Baru setelah itu saya masuk ke Era Disruption dengan mengemukakan sejumlah anomali di dunia digital dan tentu saja pentingnya pustakawan menyelami dunia yang merusak segala tatananan sekaligus kemapanan itu. Niscaya, saya bilang demikian, perpustakaan pun akan dirusak hanya oleh sebuah aplikasi yang berhasil menjembatani kebutuhan pengguna (users) dengan pustakawan. "Gejala-gejala itu sudah nampak di depan mata."

Karena saya banyak membaca buku dan yang saya hadapi adalah para pustakawan yang seharusnya banyak membaca, maka saya punya banyak cerita di kepala yang bisa dituangkan tanpa harus melihat gambar, apalagi membaca teks. Saya "keluar" dari semua teks dan gambar untuk bercerita apa saja berdasarkan pengalaman langsung atau dari sejumlah buku yang saya baca.

Satu hal yang saya tekankan, meski mereka dalam pekerjaan sehari-hari berurusan dengan buku adalah pentingnya membaca buku-buku itu sendiri. Saya dorong mereka untuk jadi "intelektual publik" yang gagasan-gagasan mereka bisa dinikmati di ruang publik berupa tulisan atau opini di media massa/sosial. "Jangan hanya jago kandang atau duduk di menara gading saja, Anda harus keluar dari kepompong!"

Apa yang bisa mereka tulis di ruang publik sebagai pustakawan, bagaimana menuliskannya dan di mana menayangkannya? Ya, ini perlu diskusi sesi lain karena urusannya akan panjang kali lebar.

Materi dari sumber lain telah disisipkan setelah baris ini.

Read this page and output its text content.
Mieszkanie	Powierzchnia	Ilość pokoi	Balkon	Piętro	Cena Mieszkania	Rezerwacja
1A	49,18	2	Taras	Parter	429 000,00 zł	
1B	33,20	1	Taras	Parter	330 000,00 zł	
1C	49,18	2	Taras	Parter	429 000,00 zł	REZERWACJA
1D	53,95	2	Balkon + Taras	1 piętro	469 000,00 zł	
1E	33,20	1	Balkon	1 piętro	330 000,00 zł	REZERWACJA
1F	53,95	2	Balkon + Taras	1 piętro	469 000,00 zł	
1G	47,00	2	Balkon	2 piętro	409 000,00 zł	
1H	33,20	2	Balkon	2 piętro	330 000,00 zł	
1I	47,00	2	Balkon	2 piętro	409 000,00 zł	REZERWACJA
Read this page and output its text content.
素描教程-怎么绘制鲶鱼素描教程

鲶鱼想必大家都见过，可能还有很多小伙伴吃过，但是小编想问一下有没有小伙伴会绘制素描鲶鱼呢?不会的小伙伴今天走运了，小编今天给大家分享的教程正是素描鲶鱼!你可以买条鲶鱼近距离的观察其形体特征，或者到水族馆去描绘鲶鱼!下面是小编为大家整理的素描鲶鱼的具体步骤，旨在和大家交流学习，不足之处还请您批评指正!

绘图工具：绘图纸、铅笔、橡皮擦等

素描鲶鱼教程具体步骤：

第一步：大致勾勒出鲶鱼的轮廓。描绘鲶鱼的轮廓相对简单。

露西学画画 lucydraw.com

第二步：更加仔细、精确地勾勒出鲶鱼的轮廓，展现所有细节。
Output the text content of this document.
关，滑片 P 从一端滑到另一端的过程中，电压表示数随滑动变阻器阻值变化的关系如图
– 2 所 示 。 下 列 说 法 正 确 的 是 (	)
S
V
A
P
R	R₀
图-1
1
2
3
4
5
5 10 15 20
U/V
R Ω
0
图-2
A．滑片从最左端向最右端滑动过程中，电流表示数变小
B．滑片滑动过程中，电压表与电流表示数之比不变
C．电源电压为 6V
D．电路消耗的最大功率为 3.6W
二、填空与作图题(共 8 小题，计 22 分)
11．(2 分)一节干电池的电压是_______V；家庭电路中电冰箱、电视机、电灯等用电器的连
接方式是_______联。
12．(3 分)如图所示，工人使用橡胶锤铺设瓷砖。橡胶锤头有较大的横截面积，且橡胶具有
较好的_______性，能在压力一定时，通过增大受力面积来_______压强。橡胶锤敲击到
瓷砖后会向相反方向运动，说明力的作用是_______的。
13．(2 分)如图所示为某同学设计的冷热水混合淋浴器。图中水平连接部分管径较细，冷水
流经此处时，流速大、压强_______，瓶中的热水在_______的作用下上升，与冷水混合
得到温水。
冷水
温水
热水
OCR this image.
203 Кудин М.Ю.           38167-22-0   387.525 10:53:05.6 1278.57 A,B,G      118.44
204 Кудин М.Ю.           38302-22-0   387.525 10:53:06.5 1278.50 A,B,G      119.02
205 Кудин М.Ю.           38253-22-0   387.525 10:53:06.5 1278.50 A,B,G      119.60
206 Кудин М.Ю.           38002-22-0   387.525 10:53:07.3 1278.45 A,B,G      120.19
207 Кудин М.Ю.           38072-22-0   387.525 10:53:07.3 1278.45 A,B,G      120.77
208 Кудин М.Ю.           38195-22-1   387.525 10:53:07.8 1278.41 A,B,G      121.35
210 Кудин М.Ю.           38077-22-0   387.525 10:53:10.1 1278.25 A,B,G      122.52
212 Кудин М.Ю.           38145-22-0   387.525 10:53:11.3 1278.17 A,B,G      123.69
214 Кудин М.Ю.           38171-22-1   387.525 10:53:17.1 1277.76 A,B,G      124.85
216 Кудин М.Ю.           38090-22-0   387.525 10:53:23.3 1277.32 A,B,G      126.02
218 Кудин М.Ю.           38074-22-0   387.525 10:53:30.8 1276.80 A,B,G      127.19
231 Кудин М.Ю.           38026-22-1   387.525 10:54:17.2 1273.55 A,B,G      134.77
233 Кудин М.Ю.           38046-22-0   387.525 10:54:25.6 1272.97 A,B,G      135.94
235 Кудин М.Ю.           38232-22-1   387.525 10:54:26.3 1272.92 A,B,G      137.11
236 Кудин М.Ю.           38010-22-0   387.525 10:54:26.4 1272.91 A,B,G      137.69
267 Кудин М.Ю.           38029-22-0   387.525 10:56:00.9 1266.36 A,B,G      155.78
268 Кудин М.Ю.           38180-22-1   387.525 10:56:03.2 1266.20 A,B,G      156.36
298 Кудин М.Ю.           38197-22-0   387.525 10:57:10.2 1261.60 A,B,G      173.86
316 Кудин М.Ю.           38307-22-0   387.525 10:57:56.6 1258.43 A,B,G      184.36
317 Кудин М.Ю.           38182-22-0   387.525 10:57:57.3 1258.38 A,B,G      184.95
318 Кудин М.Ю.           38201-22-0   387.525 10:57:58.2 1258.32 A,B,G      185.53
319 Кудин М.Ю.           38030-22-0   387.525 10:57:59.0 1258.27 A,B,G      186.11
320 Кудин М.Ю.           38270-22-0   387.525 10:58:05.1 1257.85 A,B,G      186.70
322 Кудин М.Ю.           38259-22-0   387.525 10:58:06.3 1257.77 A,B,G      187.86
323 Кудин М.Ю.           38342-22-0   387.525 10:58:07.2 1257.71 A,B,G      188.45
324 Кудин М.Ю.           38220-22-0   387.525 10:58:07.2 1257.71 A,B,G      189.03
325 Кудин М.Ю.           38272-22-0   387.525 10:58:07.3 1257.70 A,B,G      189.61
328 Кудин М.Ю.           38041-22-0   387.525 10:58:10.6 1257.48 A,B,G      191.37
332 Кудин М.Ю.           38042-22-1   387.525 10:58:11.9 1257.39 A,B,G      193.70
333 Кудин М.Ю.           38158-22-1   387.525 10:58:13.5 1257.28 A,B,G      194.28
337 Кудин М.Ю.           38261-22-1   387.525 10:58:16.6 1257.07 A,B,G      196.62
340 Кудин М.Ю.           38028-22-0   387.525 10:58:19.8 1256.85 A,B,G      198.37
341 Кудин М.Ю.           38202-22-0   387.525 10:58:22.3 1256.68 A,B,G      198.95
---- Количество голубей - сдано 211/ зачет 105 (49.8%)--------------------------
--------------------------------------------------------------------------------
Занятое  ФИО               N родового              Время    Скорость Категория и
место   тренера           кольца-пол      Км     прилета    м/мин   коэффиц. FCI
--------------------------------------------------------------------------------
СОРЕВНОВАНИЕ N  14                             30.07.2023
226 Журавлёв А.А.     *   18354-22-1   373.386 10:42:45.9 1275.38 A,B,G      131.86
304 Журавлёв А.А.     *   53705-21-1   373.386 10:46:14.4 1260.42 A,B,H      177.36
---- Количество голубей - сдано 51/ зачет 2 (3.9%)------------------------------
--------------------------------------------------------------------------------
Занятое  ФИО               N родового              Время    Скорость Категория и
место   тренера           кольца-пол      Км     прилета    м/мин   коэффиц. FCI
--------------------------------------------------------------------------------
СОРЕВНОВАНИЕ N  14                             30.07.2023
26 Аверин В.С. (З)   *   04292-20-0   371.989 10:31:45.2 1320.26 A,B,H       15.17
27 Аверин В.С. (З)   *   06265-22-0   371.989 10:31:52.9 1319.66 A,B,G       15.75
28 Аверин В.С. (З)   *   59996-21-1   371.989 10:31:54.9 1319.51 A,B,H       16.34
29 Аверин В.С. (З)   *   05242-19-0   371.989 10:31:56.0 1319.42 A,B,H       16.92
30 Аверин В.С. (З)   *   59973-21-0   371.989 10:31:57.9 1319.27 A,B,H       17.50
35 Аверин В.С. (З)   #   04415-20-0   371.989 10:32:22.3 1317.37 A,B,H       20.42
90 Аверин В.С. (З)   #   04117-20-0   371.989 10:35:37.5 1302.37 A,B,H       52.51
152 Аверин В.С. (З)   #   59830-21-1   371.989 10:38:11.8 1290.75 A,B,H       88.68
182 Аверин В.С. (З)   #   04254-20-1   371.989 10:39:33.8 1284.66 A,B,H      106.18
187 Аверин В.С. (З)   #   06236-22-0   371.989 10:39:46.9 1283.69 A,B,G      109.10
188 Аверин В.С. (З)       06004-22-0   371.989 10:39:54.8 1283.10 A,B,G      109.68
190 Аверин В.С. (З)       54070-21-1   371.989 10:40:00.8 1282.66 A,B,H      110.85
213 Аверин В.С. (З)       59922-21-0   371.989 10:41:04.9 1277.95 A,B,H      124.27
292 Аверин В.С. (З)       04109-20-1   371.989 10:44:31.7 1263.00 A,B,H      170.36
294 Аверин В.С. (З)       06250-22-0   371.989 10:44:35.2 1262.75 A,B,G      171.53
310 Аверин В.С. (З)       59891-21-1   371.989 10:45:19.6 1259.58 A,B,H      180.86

Alhasil, waktu yang semula cuma satu jam untuk diskusi ini, meleber sampai pukul 21.30 WIB. Dua jam lebih saya melayani sejumlah pertanyaan dalam diskusi yang hangat, memerangi kantuk yang menyengat mereka akibat kelelahan. Toh kalau tidak dihentikan moderator, para pustakawan itu masih bersemangat untuk berdiskusi sekaligus eksplorasi gagasan.

Baiklah, kita sambung diskusinya lain kali.